The alarm was sounded by PPHE Hotel Group, which operates the Park Plaza chain and is listed on the London Stock Exchange. “If you want to build something at this moment interest costs are up 10% and construction costs are up too,” said PPHE’s CFO Daniel Kos.
Building costs on PPHE’s art’otel site in trendy Hoxton, a 27-storey building, will be several million pounds higher than planned as repayments on construction finance have gone up. The 27-storey cylindrical building will have 357 guest rooms as well as a restaurant and bar, art gallery, event space, auditorium and indoor swimming pool. Due to open in 2024, it follows the successful launch of art’otel at Battersea Power Station.

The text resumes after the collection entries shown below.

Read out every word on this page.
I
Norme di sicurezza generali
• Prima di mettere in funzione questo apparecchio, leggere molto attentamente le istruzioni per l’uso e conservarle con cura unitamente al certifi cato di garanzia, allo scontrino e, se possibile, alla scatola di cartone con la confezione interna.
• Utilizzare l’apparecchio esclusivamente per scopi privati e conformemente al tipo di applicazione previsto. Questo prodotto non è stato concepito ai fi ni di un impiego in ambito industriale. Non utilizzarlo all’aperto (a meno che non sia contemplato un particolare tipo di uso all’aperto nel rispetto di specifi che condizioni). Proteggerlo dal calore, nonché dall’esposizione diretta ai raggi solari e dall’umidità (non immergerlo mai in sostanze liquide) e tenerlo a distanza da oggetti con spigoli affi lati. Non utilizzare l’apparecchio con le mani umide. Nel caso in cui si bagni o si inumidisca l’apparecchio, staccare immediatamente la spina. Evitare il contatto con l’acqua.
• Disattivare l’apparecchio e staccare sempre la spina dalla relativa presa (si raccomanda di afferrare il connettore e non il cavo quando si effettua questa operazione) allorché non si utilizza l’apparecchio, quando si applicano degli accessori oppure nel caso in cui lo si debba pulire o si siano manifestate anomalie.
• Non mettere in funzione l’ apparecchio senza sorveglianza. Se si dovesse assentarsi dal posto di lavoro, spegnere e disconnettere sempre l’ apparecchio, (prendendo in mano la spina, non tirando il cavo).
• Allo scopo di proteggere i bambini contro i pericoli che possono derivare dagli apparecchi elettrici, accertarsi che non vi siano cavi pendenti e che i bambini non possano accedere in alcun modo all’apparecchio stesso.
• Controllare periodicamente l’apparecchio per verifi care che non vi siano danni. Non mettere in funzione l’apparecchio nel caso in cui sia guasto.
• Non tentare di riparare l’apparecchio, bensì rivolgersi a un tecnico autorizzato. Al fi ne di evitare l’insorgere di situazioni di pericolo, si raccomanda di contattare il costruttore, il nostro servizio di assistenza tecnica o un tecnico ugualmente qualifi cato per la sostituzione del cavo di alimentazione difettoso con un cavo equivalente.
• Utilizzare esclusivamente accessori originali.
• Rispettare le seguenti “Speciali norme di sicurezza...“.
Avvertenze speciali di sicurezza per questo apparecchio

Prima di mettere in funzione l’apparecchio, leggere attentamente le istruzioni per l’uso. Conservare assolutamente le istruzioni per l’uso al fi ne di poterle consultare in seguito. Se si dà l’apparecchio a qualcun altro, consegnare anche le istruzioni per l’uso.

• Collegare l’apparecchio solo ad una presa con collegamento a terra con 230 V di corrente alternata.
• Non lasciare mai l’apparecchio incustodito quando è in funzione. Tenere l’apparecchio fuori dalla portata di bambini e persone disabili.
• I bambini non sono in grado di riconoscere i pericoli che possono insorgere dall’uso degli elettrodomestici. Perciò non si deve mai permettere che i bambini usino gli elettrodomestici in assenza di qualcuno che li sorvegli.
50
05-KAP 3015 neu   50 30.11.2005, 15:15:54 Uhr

“There’s only one item that drives higher build cost and that’s the cost of interest,” Kos said. “We borrowed £180 million in 2020 and since that time interest rates have gone up significantly. With any project now we need to look at the underwriting in terms of what we can achieve in this market”.
PPHE is pressing on with future hotel developments in London as demand is strong, and the group reported record revenues in H1 this year, up 59% to £180 million thanks to the resurgence of both tourism and business travel. London hotels performed particularly strongly.
According to Knight Frank, London hotels achieved an occupancy rate of 82% in June 2023, a rise of 3.2% from last year, and a 35% uplift in revenue per available room. The positive trend is set to last, said Philippa Goldstein, senior analyst, hotels and leisure, Knight Frank: “London is set to benefit from the continued uplift in overseas arrivals.”
However, despite the positive outlook, PPHE’s concerns about rising costs are shared by others and are having a material impact on transactions.
UK hotel transactions fell to £825 million in H1 2023, according to Savills data, which is 66% below the 10-year average, as, “the rising cost of debt has significantly reduced deal volumes. With lenders scrutinising profitability more than ever to ensure appropriate interest coverage ratios in the face of rising debt costs, protecting and even driving margins has become the focus.”
The pipeline continues to be strong: in the second half of this year there will be a spate of openings of luxury hotels in London, including the Raffles London at the OWO, the Peninsula London and the Mandarin Oriental Mayfair. Other luxury groups, such as Six Senses, Waldorf Astoria, Rosewood, Park Hyatt, St.Regis, Oberoi and Langham have plans to open new hotels in London over the next few years.